Vinegar Girl by Anne Tyler
This is one of a newish series whereby a
novelist chooses a Shakespeare play from which to write a contemporary novel.
Anne Tyler chose – did you guess? – The
Taming of the Shrew. And, although I expected nothing less from one of my
favourite authors, she has done it most plausibly. Loved it.
by Mildred Armstrong Kalish
Published in 2007, written by a woman who
grew up on her grandparents’ farm. I’m not
sure why I’m drawn to reading about this era but I am. As it says in the blurb,
‘This, however, is not a tale of suffering’ … but is ‘filled with stories of a
family that gave its members a remarkable legacy of kinship, kindness, and
remembered pleasures, and brimming with recipes and how-tos from everything to
catching and skinning a rabbit to homemade skin and hair beautifiers, apple
cream pie … ’ I don’t think I’ll be trying the recipe for ‘head cheese’ though …
Read on Kindle. A very enjoyable YA novel
about a girl visiting her flighty French-exchange student. Part of a series – I’ve
also read Gingerbread and Cupcake.
by Mara Wilson
Have you ever wondered what happened to the
little actress who played Matilda? I
hadn’t particularly but I picked up this book at the Christian Aid book sale
and found out. There are several sad and poignant reasons why Mara Wilson isn’t
a professional actress anymore but she needn’t worry about being unemployed;
her writing is brilliant.
One Bird at a Time: Some Instructions on Writing and Life by Anne Lamott
I love reading books on writing (yes, I
know, displacement activity …) so was pleased to find this at the Christian Aid
Book Sale although I’d never heard of Anne Lamotte, an American novelist and
lecturer on creative writing. I didn’t really get on with it/her though; I
think perhaps there was a culture clash plus I found her rather negative.

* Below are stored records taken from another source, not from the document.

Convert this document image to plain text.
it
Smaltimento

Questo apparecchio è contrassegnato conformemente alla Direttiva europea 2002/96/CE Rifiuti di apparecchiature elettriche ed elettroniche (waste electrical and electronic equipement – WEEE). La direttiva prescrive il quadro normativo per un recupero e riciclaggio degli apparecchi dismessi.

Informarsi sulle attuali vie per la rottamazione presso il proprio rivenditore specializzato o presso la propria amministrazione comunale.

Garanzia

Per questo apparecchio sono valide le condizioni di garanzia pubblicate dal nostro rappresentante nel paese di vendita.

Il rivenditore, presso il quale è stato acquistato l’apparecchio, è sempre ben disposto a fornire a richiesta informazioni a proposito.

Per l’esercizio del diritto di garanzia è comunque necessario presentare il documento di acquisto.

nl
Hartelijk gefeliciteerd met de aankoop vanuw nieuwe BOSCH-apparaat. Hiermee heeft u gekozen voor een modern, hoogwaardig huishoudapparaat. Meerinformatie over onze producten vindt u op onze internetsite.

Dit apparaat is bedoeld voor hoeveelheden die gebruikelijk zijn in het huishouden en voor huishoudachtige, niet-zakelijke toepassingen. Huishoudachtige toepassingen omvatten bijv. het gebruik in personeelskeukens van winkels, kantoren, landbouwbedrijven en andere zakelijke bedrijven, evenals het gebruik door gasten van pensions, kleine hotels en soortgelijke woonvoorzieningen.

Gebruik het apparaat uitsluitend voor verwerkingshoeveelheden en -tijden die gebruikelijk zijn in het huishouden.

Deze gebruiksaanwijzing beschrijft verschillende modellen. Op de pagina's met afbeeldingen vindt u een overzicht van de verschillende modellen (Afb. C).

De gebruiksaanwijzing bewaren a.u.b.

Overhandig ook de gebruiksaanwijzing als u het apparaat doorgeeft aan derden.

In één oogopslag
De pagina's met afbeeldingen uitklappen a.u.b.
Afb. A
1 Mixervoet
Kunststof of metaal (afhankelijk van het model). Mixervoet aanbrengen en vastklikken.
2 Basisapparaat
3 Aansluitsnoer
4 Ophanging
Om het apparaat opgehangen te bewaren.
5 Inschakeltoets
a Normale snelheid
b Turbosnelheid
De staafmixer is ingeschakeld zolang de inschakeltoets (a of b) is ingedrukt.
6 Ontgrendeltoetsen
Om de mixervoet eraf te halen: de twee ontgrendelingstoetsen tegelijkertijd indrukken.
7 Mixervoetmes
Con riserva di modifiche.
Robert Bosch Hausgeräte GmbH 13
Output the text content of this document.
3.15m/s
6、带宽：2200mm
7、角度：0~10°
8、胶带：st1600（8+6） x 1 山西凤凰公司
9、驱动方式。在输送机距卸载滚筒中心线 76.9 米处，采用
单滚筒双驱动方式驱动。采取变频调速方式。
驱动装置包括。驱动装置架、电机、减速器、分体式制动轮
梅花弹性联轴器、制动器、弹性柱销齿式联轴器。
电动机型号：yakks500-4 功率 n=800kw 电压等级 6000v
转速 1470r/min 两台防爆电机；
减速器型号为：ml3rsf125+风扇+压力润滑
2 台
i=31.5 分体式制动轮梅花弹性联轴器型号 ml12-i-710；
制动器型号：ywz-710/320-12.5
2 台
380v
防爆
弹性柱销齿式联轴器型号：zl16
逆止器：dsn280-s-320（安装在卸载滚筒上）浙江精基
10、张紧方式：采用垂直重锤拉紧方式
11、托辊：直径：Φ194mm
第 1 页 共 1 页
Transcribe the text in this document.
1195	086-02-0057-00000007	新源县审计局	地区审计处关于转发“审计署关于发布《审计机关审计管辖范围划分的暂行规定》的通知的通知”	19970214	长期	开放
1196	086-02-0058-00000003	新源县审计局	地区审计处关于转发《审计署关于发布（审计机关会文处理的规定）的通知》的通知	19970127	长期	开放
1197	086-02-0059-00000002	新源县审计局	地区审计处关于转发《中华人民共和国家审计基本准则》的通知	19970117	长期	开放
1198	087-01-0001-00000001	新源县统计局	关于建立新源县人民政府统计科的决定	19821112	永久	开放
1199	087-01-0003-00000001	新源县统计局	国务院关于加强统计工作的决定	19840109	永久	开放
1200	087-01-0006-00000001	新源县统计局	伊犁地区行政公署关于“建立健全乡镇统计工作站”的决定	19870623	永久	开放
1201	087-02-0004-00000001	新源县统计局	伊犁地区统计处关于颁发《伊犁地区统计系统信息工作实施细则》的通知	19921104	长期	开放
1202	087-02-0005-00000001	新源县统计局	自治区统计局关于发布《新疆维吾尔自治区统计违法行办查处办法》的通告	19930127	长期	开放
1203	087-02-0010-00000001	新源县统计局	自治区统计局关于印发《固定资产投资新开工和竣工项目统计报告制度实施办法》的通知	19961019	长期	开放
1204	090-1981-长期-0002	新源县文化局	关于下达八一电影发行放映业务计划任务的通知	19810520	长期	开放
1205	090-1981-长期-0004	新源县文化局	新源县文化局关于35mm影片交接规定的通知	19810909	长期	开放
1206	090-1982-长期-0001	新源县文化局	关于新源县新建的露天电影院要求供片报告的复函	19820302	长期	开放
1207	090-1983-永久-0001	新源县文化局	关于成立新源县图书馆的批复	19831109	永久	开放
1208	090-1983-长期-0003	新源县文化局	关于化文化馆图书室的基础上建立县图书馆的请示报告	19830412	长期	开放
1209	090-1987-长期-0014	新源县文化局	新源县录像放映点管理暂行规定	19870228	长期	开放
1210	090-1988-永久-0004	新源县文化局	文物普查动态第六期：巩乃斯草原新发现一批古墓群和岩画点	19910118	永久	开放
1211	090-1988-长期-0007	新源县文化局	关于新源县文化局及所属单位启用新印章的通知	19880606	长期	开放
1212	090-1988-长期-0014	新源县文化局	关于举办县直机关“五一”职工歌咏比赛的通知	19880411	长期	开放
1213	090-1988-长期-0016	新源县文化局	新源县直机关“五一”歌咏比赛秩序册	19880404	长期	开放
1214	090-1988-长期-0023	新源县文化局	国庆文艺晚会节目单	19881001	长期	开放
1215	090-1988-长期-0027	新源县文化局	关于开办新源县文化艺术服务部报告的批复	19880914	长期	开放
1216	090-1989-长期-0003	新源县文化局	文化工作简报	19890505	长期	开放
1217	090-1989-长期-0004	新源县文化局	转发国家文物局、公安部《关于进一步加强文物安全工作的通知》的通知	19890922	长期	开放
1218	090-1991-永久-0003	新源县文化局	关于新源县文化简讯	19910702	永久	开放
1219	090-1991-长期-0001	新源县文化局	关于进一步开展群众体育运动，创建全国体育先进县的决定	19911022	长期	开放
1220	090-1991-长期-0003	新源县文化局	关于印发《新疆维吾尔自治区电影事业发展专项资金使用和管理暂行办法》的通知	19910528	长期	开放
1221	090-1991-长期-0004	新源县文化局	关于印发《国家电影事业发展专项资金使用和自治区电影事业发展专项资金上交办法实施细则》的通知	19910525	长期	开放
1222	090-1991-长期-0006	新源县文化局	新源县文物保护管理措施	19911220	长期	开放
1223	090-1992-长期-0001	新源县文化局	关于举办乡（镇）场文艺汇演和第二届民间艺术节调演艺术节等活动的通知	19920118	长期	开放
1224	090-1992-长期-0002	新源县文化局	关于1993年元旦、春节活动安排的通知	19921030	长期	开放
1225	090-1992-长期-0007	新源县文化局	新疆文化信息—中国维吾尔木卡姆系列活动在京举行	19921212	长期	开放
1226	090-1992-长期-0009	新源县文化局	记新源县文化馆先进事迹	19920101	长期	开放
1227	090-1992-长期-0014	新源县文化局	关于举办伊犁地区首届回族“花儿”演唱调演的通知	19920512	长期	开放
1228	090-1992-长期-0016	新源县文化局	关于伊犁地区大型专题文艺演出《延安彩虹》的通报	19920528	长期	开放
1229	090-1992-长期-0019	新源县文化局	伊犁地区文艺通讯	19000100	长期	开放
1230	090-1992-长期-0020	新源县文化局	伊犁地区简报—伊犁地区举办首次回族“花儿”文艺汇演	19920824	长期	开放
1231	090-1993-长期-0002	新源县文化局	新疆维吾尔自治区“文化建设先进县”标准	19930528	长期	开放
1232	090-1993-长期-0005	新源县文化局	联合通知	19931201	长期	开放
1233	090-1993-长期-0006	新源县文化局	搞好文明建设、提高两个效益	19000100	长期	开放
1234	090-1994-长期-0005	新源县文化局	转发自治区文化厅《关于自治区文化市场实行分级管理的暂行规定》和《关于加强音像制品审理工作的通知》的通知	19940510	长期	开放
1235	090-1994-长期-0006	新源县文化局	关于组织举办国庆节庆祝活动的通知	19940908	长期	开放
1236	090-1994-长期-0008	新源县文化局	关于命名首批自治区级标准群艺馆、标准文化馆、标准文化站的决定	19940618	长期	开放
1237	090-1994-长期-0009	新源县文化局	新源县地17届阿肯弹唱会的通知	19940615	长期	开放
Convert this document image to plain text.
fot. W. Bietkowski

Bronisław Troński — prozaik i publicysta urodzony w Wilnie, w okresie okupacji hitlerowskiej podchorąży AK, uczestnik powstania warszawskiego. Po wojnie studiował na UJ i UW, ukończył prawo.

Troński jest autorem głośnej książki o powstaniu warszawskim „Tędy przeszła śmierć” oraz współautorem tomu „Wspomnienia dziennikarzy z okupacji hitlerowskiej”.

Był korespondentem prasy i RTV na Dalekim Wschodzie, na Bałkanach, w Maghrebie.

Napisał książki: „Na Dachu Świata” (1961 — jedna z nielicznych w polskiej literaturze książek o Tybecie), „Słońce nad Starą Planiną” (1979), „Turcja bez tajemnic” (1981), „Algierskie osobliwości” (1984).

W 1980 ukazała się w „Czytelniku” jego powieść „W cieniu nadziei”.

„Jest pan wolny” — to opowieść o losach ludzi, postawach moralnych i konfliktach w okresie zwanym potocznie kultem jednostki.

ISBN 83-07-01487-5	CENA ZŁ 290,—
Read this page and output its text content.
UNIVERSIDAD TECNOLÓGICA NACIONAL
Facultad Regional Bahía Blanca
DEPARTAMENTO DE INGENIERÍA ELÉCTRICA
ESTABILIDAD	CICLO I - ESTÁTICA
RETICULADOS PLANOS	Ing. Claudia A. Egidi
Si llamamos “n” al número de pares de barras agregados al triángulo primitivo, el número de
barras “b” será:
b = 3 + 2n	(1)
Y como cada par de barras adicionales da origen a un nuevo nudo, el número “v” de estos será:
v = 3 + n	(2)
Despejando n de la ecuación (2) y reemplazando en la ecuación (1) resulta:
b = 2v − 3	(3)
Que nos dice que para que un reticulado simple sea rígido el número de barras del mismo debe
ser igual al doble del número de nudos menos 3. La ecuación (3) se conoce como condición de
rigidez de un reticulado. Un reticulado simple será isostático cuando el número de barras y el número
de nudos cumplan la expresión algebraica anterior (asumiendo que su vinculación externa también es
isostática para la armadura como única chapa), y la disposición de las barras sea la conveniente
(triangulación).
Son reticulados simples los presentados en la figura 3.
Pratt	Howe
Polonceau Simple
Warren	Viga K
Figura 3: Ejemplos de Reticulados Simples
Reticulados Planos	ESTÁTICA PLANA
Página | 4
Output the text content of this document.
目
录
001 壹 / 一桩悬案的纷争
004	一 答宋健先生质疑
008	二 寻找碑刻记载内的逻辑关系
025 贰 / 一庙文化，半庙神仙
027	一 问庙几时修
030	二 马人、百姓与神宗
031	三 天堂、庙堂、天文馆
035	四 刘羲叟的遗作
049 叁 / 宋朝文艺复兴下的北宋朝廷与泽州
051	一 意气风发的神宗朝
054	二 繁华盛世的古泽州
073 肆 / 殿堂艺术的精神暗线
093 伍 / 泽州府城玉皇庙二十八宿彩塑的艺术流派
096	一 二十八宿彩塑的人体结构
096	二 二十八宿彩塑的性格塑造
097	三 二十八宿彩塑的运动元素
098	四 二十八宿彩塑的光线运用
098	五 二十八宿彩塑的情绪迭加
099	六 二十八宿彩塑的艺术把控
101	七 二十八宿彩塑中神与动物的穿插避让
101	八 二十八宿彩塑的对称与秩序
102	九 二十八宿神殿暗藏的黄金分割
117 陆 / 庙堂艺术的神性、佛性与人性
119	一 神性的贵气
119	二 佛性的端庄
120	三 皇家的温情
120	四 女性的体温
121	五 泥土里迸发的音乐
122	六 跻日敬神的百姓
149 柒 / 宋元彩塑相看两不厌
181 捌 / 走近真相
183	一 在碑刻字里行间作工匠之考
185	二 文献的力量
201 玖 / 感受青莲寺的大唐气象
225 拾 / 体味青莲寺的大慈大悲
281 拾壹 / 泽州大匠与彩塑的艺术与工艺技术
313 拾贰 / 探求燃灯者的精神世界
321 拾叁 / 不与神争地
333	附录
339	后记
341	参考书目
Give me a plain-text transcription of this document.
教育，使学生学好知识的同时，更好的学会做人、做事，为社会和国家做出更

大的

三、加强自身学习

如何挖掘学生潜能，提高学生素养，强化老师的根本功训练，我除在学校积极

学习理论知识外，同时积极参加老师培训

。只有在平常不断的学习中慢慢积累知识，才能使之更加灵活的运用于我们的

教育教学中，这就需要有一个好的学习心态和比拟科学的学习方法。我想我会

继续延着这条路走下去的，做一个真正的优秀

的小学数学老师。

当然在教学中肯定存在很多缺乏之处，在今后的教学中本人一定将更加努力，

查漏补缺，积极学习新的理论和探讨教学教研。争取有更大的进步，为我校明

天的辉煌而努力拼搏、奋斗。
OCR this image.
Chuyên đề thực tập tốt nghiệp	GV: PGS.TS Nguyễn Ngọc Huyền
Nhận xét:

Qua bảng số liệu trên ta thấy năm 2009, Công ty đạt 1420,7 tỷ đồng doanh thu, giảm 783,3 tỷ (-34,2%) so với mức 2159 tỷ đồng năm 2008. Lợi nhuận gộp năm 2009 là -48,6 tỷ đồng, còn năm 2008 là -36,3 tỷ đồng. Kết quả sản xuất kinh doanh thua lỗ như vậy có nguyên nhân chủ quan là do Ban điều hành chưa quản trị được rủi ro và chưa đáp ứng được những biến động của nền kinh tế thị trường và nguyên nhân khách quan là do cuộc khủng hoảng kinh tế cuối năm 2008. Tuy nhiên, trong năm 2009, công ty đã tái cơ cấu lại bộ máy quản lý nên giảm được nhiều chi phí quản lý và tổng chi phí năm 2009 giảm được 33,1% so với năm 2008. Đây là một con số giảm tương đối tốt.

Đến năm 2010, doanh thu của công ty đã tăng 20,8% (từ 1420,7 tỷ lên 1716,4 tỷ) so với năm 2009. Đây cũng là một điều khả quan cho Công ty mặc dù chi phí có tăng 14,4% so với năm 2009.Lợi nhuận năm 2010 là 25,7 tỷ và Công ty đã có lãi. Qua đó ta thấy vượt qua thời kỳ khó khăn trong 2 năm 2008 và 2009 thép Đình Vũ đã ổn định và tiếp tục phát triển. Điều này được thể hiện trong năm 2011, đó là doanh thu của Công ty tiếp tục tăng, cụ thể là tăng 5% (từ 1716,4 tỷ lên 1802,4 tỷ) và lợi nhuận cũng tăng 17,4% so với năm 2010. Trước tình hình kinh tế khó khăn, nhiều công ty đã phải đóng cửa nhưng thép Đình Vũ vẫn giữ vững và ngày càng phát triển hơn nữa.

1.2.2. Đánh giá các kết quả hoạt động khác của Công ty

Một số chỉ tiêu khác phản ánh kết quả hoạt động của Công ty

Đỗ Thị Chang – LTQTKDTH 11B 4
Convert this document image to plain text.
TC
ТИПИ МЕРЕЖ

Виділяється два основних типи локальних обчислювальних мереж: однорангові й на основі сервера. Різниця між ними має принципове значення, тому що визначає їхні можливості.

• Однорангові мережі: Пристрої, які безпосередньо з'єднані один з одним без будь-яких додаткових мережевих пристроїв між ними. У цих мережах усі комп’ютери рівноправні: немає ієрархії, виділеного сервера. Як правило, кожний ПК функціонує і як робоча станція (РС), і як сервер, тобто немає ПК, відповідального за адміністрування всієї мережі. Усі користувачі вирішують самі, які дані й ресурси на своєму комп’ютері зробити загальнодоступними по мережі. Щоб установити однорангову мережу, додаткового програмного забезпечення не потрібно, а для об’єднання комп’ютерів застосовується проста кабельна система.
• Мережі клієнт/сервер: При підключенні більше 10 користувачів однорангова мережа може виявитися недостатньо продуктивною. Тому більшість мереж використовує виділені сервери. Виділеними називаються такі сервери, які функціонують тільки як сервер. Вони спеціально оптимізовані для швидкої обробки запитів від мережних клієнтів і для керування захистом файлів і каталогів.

But I liked this – a quote made by the
coach of the Jamaican bob-sled team (in the film about them called Cool Runnings) is one she reiterates to
her desperate-to-get-published creative writing students: ‘If you’re not enough
before the gold medal, you won’t be enough with it.’
And I liked the explanation for the title.
Her brother had put off doing his summer project on birds until the night
before school went back. As he slumped at the kitchen table, horrified at the
magnitude of his task, his father comforted him and told him to take it ‘one
bird at a time, son, one bird at a time’.